Es imposible, al término de esa mirada que es como un verso escrito por uno que huye de la muerte, no imaginar de pronto lo que pasó en la vida de este hombre, que era un muchacho entonces, cuando vio en la calle, ensangrentado, muerto, a su propio padre, el doctor Héctor Gómez. Fue en Medellín, Colombia, en medio de aquella colección ingente de tantos estupores como asesinatos, el 27 de agosto de 1987. Él, un chico flaco como aparece en la película, El olvido que seremos, de Fernando Trueba, en su propio libro tan poético, del mismo título, es ahora parte viva del estupor de otra guerra a la que él ha ido con otros para proclamar Aguanta Ucrania.
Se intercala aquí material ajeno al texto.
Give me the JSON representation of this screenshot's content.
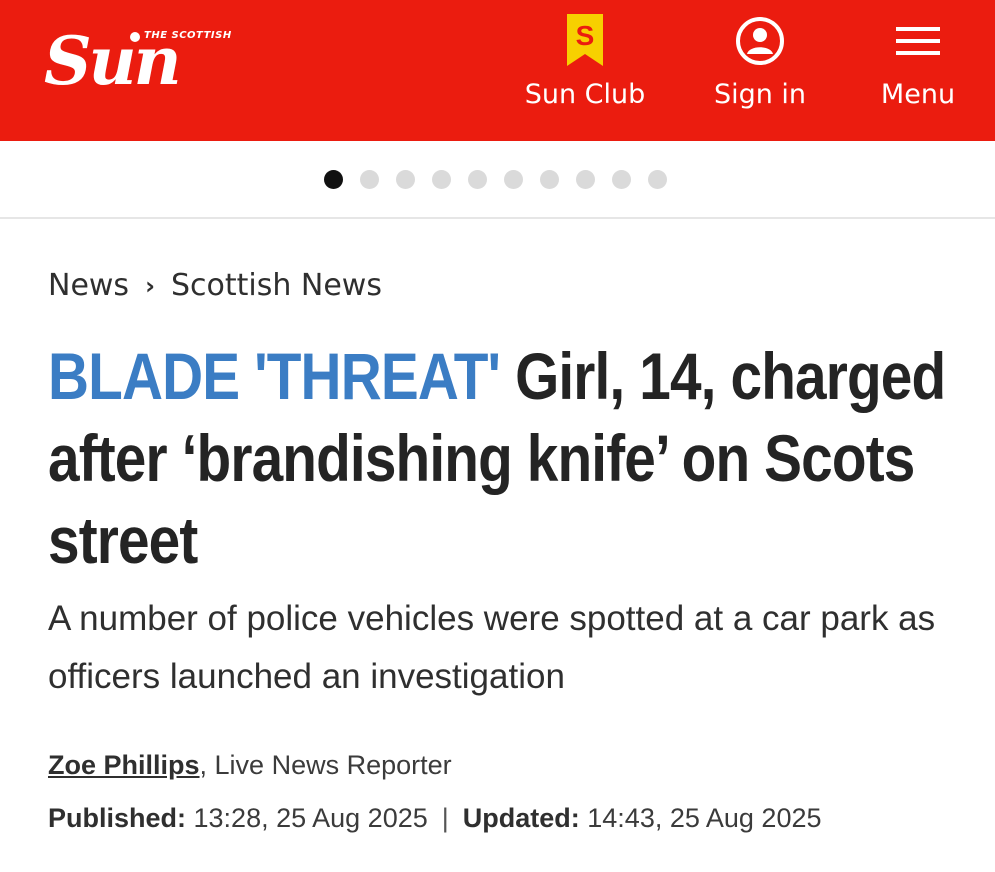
{
  "header": {
    "logo_tag": "THE SCOTTISH",
    "logo_word": "Sun",
    "brand_color": "#eb1c0f",
    "nav": {
      "sun_club": {
        "label": "Sun Club",
        "icon": "sun-club-badge-icon",
        "badge_letter": "S"
      },
      "sign_in": {
        "label": "Sign in",
        "icon": "user-icon"
      },
      "menu": {
        "label": "Menu",
        "icon": "hamburger-icon"
      }
    }
  },
  "carousel": {
    "dot_count": 10,
    "active_index": 0
  },
  "breadcrumb": {
    "items": [
      "News",
      "Scottish News"
    ],
    "separator": "›"
  },
  "article": {
    "kicker": "BLADE 'THREAT'",
    "kicker_color": "#3b7dc4",
    "headline": " Girl, 14, charged after ‘brandishing knife’ on Scots street",
    "standfirst": "A number of police vehicles were spotted at a car park as officers launched an investigation",
    "author": "Zoe Phillips",
    "author_role": ", Live News Reporter",
    "published_label": "Published:",
    "published_value": " 13:28, 25 Aug 2025",
    "separator": "|",
    "updated_label": "Updated:",
    "updated_value": " 14:43, 25 Aug 2025"
  }
}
Semanas atrás, en la Feria del Libro de Madrid, anotaba circunstancias de la vida de otros y reía de las ocurrencias que habían sucedido en la caseta de la librería Sin Tarima donde había estado firmando. Ya vestido como para almorzar, aquel chiquillo de agosto de 1987 era este hombre de 2023 que contaba las horas o los días que faltaban para trasladarse a Ucrania en busca de lo que siempre fue, antes de aquel estruendo que rompió su adolescencia, su pasión humana de escritor: contar la vida, repudiar la muerte.

Tomaba notas, siempre toma notas, de cualquier cosa que escuchara; con su bolígrafo de letra minúscula, con sus gafas de ver muy de cerca, con su corazón hace rato reparado, acaso con la misma guayabera con la que viajó a Ucrania, se iba a trasladar al epicentro del desastre y se encontró, eso dijo ahora en la radio de Colombia, en la radio de España, hablando con Carles Francino en la Ser, en todas partes de donde lo llamaron.
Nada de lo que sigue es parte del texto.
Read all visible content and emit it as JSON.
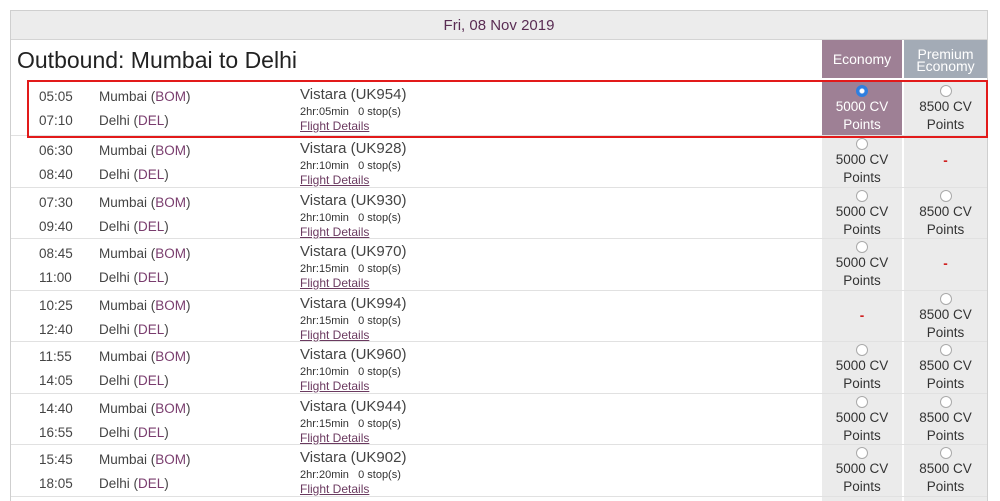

El azar y la muerte, juntos, haciendo su trabajo minucioso contra la vida de las personas, la horrible saña del ejército ruso cayendo a plomo contra la risa pacífica de los que están en Ucrania para proclamar la vida contra la muerte. “Nos sentamos, no había cerveza, reímos, la bomba está pensada para hacer daño”.

Todo sucedió a cámara lenta, y de pronto, tras el estruendo, se fijó en Victoria, su amiga, recta, en su silla, limpia, que no respondía… De ella se tendrían luego noticias muy graves, y lo que quedaba en su memoria, en la memoria de Héctor, en esa cara que se le ve en las fotografías, es, como decía él, “el horror y el horror”.
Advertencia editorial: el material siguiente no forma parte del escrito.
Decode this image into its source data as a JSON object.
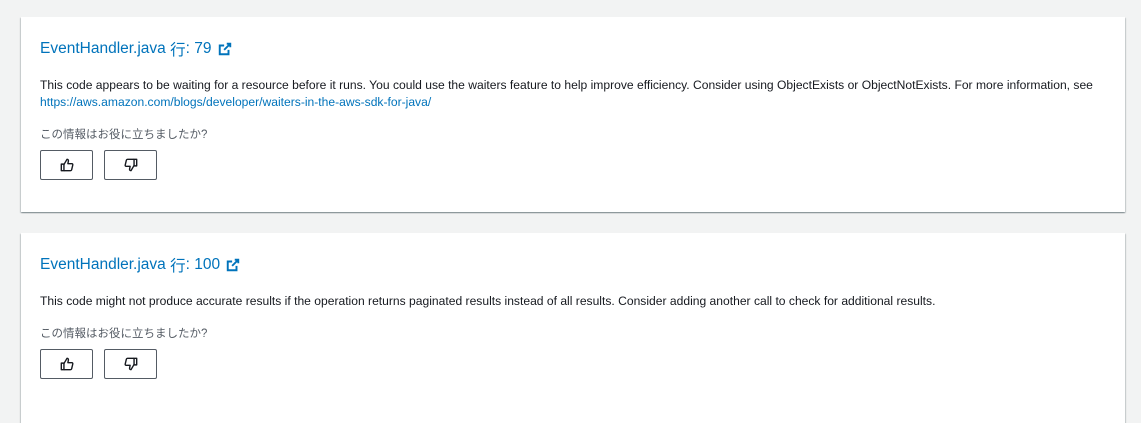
{
  "findings": [
    {
      "file_name": "EventHandler.java",
      "line_label": "行",
      "line_number": "79",
      "description_text": "This code appears to be waiting for a resource before it runs. You could use the waiters feature to help improve efficiency. Consider using ObjectExists or ObjectNotExists. For more information, see ",
      "link_text": "https://aws.amazon.com/blogs/developer/waiters-in-the-aws-sdk-for-java/",
      "feedback_question": "この情報はお役に立ちましたか?",
      "external_icon": "external-link-icon",
      "helpful_icon": "thumbs-up-icon",
      "unhelpful_icon": "thumbs-down-icon"
    },
    {
      "file_name": "EventHandler.java",
      "line_label": "行",
      "line_number": "100",
      "description_text": "This code might not produce accurate results if the operation returns paginated results instead of all results. Consider adding another call to check for additional results.",
      "feedback_question": "この情報はお役に立ちましたか?",
      "external_icon": "external-link-icon",
      "helpful_icon": "thumbs-up-icon",
      "unhelpful_icon": "thumbs-down-icon"
    }
  ],
  "colors": {
    "link": "#0073bb",
    "text": "#16191f",
    "muted": "#545b64",
    "page_background": "#f2f3f3",
    "card_background": "#ffffff"
  }
}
Esta mañana, en la fila larga de la escapada, como si estuviera otra vez titulando aquel libro sobre el corazón ajeno, y sobre el suyo, le escribió a un amigo español este telegrama que adjuntó a esa fila de esperanza y de drama de los que consiguen irse: “Pasando a pie la frontera. Todo bien”. La sintaxis del estupor, el dedo que cae sobre el teclado para aliviar la inquietud de los que, estando tan lejos de esa fila de huidos, están caminando más allá del miedo y de la muerte.